Basing its analysis on the recently released results of the OECD’s annual Programme for International Student Assessment, PISA 2018, the Spanish affiliate of Save the Children says that Spain has the fourth-highest rate of students repeating a year of school among the 37 OECD countries ranked in the PISA 2018 survey, with a 28.7 percent repeat rate versus an 11.4 percent average across all the countries surveyed.

► News Sources: Europa Press/20minutos, El País and EFE/La Vanguardia …

When it comes to children from the poorest backgrounds, the repeat rate sharply deteriorates, says Save the Children, with Spain having the second-highest rate of repetion of a year of school among children from under-privileged backgrounds, second only to Slovakia, where students from poorer families repeat 4.3 times as often as those from privileged backgrounds.

According to Save the Children, the Spanish region of Madrid comes off worst among Spain’s regional communities in terms of segregation of disadvantaged students in the same schools, second worldwide only to Chile in that respect.

► Download PDF in English of PISA 2018 report on Spain …
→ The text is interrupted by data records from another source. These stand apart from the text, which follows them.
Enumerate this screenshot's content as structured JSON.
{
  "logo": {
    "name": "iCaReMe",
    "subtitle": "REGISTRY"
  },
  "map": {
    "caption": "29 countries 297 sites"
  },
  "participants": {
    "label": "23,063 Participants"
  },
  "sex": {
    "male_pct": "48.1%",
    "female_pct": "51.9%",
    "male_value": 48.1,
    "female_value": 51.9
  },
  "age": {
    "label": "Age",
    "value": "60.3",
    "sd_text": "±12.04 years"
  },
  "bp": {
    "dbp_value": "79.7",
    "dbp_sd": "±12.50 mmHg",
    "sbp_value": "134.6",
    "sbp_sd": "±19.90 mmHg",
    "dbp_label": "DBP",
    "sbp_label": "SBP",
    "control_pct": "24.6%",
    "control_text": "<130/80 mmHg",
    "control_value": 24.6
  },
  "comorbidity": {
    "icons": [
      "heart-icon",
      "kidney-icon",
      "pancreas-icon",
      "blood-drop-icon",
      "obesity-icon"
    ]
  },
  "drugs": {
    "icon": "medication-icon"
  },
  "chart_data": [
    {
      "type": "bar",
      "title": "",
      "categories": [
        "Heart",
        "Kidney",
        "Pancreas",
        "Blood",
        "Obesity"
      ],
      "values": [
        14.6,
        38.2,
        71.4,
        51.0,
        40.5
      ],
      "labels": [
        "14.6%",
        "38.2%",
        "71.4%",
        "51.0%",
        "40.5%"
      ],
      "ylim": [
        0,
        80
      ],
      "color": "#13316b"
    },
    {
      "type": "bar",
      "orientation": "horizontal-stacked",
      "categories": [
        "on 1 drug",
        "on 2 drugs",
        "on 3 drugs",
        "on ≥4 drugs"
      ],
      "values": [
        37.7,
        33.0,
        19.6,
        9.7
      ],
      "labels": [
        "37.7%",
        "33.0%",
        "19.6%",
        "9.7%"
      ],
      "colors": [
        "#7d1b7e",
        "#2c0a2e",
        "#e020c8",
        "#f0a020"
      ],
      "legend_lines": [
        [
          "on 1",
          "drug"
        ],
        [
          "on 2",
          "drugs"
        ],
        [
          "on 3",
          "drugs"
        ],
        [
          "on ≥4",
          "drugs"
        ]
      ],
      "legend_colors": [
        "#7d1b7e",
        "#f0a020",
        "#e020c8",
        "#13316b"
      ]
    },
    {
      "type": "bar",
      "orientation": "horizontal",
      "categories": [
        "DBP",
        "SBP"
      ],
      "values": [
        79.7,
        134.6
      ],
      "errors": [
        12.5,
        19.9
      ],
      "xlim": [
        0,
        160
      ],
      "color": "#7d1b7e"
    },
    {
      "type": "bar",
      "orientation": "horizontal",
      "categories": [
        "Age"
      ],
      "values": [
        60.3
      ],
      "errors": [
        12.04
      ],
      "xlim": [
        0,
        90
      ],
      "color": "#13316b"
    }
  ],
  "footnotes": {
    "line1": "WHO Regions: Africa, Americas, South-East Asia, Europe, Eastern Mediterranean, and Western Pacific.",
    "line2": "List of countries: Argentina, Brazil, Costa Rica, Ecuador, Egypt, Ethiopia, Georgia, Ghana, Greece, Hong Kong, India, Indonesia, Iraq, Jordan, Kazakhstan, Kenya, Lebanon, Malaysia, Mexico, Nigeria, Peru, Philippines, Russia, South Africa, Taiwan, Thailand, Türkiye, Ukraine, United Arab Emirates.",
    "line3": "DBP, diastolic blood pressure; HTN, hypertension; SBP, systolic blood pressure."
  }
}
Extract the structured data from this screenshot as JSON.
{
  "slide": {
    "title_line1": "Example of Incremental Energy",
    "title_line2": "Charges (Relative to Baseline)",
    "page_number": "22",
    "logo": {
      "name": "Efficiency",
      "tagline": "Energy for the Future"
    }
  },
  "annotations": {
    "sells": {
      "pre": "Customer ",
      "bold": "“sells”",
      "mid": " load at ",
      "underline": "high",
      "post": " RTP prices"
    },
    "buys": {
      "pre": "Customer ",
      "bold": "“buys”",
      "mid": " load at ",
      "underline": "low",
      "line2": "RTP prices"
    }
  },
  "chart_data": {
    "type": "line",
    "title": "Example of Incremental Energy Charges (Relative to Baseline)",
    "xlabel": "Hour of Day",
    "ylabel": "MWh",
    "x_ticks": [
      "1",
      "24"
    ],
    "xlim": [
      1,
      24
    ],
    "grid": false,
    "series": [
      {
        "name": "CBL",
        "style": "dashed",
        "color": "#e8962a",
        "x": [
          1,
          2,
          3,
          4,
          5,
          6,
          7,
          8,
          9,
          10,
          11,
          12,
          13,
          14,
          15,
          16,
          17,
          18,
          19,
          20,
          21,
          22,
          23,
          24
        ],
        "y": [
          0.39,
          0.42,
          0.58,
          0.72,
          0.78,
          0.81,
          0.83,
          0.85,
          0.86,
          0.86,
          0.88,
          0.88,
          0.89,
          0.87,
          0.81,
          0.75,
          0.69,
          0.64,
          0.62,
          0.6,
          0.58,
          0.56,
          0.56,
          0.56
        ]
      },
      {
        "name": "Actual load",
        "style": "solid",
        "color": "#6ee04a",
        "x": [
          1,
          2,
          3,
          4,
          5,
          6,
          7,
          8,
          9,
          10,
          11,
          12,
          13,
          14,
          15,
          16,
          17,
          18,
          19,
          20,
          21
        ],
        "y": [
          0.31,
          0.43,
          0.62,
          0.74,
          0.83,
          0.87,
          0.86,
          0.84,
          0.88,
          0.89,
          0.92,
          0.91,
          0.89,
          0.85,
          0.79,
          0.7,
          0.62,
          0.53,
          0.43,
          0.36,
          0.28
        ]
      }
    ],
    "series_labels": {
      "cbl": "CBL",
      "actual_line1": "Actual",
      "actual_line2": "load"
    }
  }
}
Whereas Spain as a whole has managed to reduce socio-economic segregation in schools to the average level of OCED countries, the concentration of poorer students in the same schools has increased 9 percent in Madrid and 4 percent in the Basque country since the last PISA survey by the OCED.

To help remedy the situation, Save the Children has called on the Spanish government to provide guaranteed access to quality education for children aged 0-3 years from under-privileged and migrant family backgrounds, implementation of measures to correct socio-economic school segregation, and guaranteed free curricular materials, school lunches and school transport for children from impoverished families.